Dedicated advocate for Nevada County’s homeless people Tom Durkin has been selected as recipient of the 36th Annual Col. William H. “Bill” Lambert Award, which is presented each year as part of Nevada City’s Constitution Day Celebration.

The prestigious Lambert Award is given annually by the Famous Marching Presidents of Nevada City in recognition of outstanding contributions to the community. The award is named in honor of the late Col. William H. Lambert, founder of Nevada City’s annual Constitution Day Parade.
“The Famous Marching Presidents are truly honored to recognize Tom Durkin,” said Marching Presidents founder and former Nevada City mayor David Parker. “His many years of working in the community and with the County of Nevada are changing the landscape for the county’s homeless.”
Parker will present the award on Sunday, Sept. 21, at the Marching Presidents banquet following the 59th Annual Constitution Day Parade. Durkin and Uncle Sam will lead the Presidents down Broad Street in the annual procession. The parade begins at 2pm.
Durkin is a native New Yorker who grew up in Kansas and graduated from UCLA. He worked for 10 years in the film industry before moving to Northern California and pursuing a career as a newspaper reporter, editor and columnist. He continues to write a regular column for The Union and was named as the newspaper’s Citizen of The Year in 2024.
He experienced homelessness first hand after life changing events forced him to live out of his car. He began volunteering for Hospitality House in 2010, worked with Sierra Roots, and in 2021 founded the local No Place To Go Project, which he continues to serve as executive director. Today he resides in a trailer on a friend’s property in rural Nevada City.
“I’m very honored and touched,” he said upon learning he had been selected for the Lambert Award. “I’m just trying to help people and be out there speaking for people who can’t speak for themselves.”
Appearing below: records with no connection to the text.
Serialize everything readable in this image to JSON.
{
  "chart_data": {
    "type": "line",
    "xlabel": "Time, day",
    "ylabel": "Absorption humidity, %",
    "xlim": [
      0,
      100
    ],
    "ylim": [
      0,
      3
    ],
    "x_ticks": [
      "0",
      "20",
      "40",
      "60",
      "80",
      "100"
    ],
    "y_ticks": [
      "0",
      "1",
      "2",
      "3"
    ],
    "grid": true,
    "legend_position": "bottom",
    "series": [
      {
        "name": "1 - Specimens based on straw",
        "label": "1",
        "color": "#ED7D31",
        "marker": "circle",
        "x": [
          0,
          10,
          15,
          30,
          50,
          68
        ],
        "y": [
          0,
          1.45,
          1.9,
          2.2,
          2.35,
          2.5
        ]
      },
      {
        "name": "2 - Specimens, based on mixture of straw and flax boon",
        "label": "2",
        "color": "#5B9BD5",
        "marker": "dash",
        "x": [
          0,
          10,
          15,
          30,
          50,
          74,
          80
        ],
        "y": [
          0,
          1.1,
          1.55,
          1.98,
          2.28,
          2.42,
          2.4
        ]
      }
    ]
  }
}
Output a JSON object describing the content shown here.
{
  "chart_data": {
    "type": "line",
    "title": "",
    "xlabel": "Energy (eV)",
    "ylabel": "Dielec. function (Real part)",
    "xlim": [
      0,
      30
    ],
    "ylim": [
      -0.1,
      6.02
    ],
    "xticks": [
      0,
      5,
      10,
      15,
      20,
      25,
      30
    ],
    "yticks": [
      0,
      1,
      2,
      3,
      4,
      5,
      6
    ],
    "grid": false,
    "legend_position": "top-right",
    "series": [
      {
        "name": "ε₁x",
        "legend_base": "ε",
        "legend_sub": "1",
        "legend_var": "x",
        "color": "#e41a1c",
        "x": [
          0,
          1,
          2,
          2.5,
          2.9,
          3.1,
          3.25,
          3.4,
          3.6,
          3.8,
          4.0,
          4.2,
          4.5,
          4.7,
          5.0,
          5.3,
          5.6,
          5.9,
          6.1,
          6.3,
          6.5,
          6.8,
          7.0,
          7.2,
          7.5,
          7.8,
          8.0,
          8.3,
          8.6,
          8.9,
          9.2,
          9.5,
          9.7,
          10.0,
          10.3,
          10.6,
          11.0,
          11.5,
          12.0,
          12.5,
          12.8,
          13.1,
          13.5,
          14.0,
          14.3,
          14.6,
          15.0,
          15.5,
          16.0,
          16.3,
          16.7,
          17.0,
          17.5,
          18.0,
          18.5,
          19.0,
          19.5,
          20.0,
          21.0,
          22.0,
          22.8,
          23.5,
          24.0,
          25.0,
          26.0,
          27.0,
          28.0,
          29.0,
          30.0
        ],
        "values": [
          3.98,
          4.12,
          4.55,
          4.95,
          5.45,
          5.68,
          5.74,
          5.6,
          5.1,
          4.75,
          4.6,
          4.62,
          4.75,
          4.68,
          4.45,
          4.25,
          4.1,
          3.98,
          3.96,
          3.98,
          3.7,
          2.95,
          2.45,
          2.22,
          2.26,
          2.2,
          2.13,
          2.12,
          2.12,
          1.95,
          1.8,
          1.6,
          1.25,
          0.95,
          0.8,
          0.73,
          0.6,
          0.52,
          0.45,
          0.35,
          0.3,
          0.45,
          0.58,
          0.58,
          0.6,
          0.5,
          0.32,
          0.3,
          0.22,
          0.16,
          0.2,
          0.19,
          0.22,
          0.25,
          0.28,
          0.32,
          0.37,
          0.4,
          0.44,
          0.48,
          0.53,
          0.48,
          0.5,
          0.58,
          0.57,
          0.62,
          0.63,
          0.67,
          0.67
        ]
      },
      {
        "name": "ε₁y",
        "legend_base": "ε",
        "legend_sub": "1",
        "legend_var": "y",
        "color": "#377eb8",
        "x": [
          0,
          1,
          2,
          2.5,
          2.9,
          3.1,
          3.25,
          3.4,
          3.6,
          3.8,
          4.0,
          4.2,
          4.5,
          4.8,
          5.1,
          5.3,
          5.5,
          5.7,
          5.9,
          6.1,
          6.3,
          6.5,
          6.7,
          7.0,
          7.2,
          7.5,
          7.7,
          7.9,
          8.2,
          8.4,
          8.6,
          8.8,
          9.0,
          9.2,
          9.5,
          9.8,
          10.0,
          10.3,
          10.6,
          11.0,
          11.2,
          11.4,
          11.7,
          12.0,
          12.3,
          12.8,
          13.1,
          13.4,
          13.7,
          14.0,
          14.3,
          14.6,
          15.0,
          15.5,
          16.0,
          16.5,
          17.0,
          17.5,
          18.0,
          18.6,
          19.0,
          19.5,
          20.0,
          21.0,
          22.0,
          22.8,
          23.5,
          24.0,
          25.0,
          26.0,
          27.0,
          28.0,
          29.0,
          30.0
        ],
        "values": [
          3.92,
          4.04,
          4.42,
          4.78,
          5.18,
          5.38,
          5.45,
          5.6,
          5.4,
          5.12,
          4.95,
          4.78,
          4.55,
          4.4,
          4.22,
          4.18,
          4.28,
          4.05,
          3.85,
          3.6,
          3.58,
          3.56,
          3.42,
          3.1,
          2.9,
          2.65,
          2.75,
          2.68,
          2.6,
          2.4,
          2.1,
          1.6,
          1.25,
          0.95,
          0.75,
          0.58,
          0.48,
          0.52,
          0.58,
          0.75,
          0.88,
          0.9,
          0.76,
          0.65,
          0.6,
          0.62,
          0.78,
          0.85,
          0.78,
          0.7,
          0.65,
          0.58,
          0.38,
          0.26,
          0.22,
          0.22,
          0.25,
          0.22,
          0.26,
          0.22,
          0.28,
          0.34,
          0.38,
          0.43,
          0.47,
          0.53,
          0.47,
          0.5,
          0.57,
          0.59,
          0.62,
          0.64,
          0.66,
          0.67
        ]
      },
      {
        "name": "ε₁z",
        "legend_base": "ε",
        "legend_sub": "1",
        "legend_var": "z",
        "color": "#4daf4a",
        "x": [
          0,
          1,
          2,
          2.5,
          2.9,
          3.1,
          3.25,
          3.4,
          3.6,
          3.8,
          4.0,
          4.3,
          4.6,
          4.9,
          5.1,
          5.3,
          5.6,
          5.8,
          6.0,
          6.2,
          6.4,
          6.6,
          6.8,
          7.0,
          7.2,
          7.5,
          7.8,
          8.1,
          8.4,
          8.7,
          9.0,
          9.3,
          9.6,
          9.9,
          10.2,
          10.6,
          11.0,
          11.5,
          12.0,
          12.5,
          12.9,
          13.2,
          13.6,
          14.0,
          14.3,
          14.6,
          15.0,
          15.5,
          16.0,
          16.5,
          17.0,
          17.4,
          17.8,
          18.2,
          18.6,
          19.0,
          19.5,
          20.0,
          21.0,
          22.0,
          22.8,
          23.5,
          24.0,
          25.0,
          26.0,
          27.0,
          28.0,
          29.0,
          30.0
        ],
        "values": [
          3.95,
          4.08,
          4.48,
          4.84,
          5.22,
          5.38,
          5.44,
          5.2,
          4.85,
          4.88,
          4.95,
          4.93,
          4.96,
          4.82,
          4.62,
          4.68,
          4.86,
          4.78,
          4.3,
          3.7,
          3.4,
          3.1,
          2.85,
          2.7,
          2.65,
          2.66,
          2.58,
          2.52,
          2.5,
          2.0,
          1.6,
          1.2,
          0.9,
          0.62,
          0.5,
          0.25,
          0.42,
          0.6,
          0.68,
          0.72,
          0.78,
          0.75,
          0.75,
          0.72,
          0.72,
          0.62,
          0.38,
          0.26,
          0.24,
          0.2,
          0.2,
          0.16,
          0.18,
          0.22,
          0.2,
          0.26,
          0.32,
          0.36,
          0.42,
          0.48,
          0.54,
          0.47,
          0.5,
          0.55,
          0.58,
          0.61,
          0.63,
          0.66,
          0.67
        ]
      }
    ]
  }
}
The Marching Presidents is a fun-loving and educational group that portrays all 47 U.S. Presidents with reverence, good humor and varying degrees of historical accuracy. For reliable information on U.S. Presidents, see www.americanpresident.org.
Past Lambert Recipients
Past Lambert Award recipients are the late city manager Beryl P. Robinson Jr., former mayor and city clerk Cathy Wilcox-Barnes, longtime parade organizers George and Pat Harper, former mayor Pat Dyer, the late real estate broker Jim Mackey, local writer Dave Carter, former Chamber of Commerce executive manager Cathy Whittlesey, former mayor Steve Cottrell, businessman Bob Buhlis, retired Nevada County general services director Dennis Cassella, John Christensen, a leader of community efforts to establish the Nevada County Narrow Gauge Railroad Museum; cartoonist R.L. “Crabman” Crabb, business owners Lee and Susan Thurston, retired Nevada City public works director Verne Taylor, the late historian Edwin Tyson, the late folksinger/activist U Utah Phillips, former city engineer Bill Falconi, Marching Presidents organizer Patti Foster, retired school administrator Karen Chizek, the late musician Mikail Graham, the late county librarian Madelyn Helling, local builder Gary Tintle, former mayors Paul Matson and Reinette Senum, Nevada City Film Festival Director Jesse Locks, Nevada City musician and producer Paul Emery, homeless advocates Joanna Robinson and Cindy Maple, former Grass Valley mayor Howard Levine, real estate broker Charlie Brock, local attorney Fran Cole, real estate broker Jon Blinder, preforming arts leader John Deaderick, river scientist Joanne Hild and civic leaders Ken and Kay Baker. Marching Presidents founder David Parker was honored with the group’s 20th anniversary award.